Does anyone know how I can pass the repo and owner name to get_file_contents() or a similar function I can use to achieve this?

Any help is appreciated.

Solution

  • You can reduce it from 3 API calls to just 2 by using get_repo() with the format 'owner_name/repo_name'

    from github import Github
gh = Github(access_token) # I supply an access token here.
repo = gh.get_repo(owner_name+'/'+repo_name) # This takes 1 API call

file = repo.get_file_contents(filename, ref=sha) # This takes 1 API call

    Just mentioning this here for future reference.
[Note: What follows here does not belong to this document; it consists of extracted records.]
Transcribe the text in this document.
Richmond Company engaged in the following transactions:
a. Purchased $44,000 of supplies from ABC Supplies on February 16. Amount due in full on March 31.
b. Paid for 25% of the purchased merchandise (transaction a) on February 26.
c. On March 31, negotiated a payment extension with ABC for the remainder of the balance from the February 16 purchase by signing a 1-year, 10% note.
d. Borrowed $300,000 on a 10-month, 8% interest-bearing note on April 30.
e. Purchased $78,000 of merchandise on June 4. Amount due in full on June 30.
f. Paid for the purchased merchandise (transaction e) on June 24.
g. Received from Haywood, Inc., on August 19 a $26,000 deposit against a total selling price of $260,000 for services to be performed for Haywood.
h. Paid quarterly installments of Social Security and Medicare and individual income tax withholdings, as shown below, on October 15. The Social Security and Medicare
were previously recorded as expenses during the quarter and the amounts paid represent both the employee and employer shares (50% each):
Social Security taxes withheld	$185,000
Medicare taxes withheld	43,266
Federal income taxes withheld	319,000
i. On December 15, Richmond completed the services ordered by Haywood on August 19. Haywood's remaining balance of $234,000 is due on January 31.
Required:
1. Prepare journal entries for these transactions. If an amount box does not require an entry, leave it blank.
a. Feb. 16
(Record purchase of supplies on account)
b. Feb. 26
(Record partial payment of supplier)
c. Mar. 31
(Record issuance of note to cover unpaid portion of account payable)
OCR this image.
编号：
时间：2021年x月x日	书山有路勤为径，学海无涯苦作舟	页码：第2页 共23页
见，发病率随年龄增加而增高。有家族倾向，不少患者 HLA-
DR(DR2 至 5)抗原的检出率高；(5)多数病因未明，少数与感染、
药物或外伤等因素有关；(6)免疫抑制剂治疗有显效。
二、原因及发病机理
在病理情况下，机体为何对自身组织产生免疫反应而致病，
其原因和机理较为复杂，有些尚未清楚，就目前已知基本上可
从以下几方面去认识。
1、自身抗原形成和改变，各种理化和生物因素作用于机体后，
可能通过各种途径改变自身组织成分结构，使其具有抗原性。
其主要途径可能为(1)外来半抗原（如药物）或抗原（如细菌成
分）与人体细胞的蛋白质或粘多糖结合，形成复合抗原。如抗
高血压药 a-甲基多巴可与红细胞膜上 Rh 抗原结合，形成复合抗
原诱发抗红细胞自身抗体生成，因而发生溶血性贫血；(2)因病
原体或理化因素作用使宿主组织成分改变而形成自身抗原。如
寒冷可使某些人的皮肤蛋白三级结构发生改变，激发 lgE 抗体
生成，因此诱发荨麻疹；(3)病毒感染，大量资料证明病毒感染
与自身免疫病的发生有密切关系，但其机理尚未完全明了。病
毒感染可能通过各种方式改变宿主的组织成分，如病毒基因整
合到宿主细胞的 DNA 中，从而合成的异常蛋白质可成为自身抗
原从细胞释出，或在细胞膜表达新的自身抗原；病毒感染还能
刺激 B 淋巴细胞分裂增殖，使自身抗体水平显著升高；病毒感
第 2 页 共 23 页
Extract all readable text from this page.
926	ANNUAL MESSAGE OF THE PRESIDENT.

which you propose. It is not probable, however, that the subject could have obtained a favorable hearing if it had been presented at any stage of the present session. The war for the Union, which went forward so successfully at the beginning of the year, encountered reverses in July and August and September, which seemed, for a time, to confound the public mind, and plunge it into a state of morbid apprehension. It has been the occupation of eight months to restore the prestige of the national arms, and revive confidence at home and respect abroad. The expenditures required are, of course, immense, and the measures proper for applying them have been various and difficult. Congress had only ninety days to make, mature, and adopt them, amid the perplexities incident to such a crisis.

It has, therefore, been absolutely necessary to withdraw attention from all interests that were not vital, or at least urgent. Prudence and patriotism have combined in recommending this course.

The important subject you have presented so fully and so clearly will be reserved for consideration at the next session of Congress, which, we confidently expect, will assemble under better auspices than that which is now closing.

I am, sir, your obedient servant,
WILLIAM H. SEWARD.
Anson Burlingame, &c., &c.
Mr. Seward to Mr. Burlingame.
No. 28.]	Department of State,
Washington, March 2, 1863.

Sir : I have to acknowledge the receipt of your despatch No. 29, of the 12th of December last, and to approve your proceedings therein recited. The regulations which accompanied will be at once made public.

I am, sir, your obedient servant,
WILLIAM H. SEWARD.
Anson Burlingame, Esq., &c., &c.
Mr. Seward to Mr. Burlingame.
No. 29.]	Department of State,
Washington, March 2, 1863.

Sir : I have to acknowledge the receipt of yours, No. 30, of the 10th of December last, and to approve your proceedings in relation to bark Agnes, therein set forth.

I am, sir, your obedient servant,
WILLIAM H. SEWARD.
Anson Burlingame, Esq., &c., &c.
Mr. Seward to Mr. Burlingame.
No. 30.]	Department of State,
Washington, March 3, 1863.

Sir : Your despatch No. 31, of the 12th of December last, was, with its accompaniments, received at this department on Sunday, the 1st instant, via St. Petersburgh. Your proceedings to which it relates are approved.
In actuality I ended up using the requests library and forming my own api calls.

    Like This:

    import requests
# Import python's base64 decoder
from base64 import b64decode as decode

def GET(owner_repo,filename,sha,access_token):
    # Supply Headers
    headers = {'content-type': 'application/json', 'Authorization':'token '+access_token}
    # This function is stable so long as the github API structure does not change. 
    # Also I am using the previously mentioned combo of owner/repo.
    url = 'https://api.github.com/repos/%s/contents/%s?ref=%s' % (owner_repo, filename, sha)
    # Let's stay within the API rate limits
    url_rate_limit = 'https://api.github.com/rate_limit'
    r = requests.get(url_rate_limit, headers=headers)
    rate_limit = int(r.json()['resources']['core']['remaining'])
    if(rate_limit > 0):
        # The actual request
        r = requests.get(url, headers=headers)
        # Note: you will need to handle the any error codes yourself. 
        # I am just safe checking for '200' OK
        if(r.status_code == 200):
            content = r.json()['content']
            # Decode base64 content
            decoded_content = decode(content)
            return decoded_content

    I license the above code under the MIT license.